Getting To The Point: Anthony Fantano's Favourite Albums
Max Pilley , January 13th, 2021 09:49

With over two million subscribers to his YouTube channel, Anthony Fantano has caused a revolution in music journalism. In this week's Baker's Dozen he talks Max Pilley through 13 favourite albums, from ODB to MIA, Laurie Anderson and LCD

Perhaps you've heard that arts journalism is on its knees. Well, it is. At least, it is in most places. At a time of crisis in the industry, one space to have afforded the opportunity for exponential growth over the last decade is the domain of the YouTube vlogger. It is no less mercilessly competitive an arena than any other, but amid a cybersea of abandoned projects and unfollowed channels, one stubborn lighthouse beam of independent, yellow and black flannelled success guides the way.

Anthony Fantano's The Needle Drop YouTube channel has over 2.2 million subscribers, all keen to watch one man sit before a camera and speak for five to fifteen minutes about a current album release. It is an almost unfeasibly simple concept, but it has led to Fantano becoming arguably the most famous music critic of the internet age, to the extent that his name began trending earlier this year when he dared to criticise Fiona Apple's latest record.

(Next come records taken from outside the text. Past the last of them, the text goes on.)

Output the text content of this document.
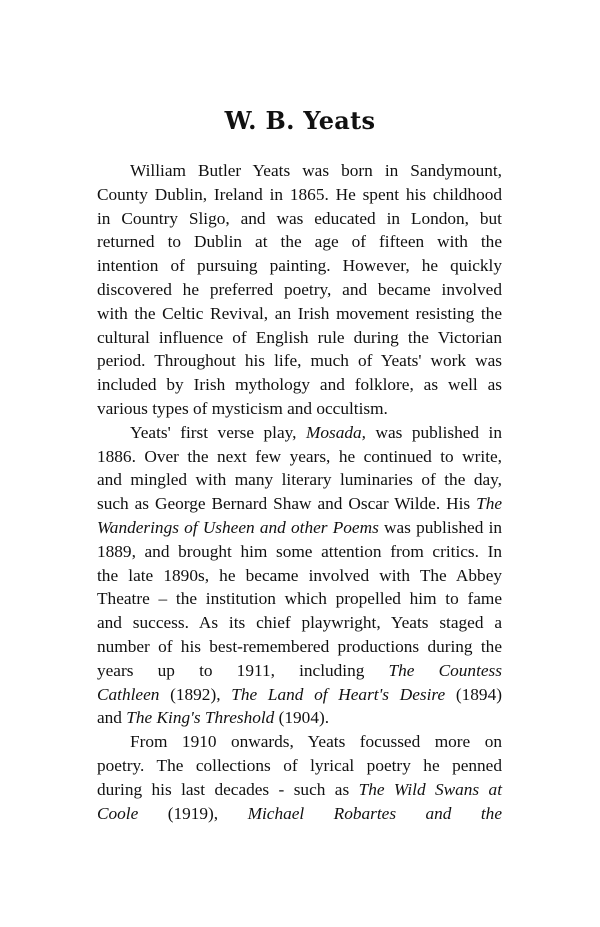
W. B. Yeats
William Butler Yeats was born in Sandymount,
County Dublin, Ireland in 1865. He spent his childhood
in Country Sligo, and was educated in London, but
returned to Dublin at the age of fifteen with the
intention of pursuing painting. However, he quickly
discovered he preferred poetry, and became involved
with the Celtic Revival, an Irish movement resisting the
cultural influence of English rule during the Victorian
period. Throughout his life, much of Yeats' work was
included by Irish mythology and folklore, as well as
various types of mysticism and occultism.
Yeats' first verse play, Mosada, was published in
1886. Over the next few years, he continued to write,
and mingled with many literary luminaries of the day,
such as George Bernard Shaw and Oscar Wilde. His The
Wanderings of Usheen and other Poems was published in
1889, and brought him some attention from critics. In
the late 1890s, he became involved with The Abbey
Theatre – the institution which propelled him to fame
and success. As its chief playwright, Yeats staged a
number of his best-remembered productions during the
years up to 1911, including The Countess
Cathleen (1892), The Land of Heart's Desire (1894)
and The King's Threshold (1904).
From 1910 onwards, Yeats focussed more on
poetry. The collections of lyrical poetry he penned
during his last decades - such as The Wild Swans at
Coole (1919), Michael Robartes and the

The Connecticut native began working in college radio in the 2000s before launching his current channel in 2009. It's now home to an archive of 2000 album reviews. He deliberately tackles underground and mainstream artists alike, with some of his most notorious rave reviews being saved for records as non-two-million-subscribers-friendly as Death Grips' The Money Store, Swans' To Be Kind and Daughters' You Won't Get What You Want.

His impact on artists at nascent stages of their careers has been invaluable too; as an example, Scottish alt-hip-hop group and eventual Mercury Prize winners Young Fathers were reportedly signed to their first substantial record deal by Anticon off the back of a Needle Drop review of their self-released Tape One EP in January 2012.

For somebody with an almost unmatched archive of music opinions already stored online, streamlining music history into thirteen records was never going to be easy. As he says, “I could go into the past and dig up a bunch of albums that everybody already thinks are critically acclaimed, but that felt boring. Eventually I chose a bunch of records that in my teens or twenties meant a lot to me. Making the net any wider would have driven me insane.”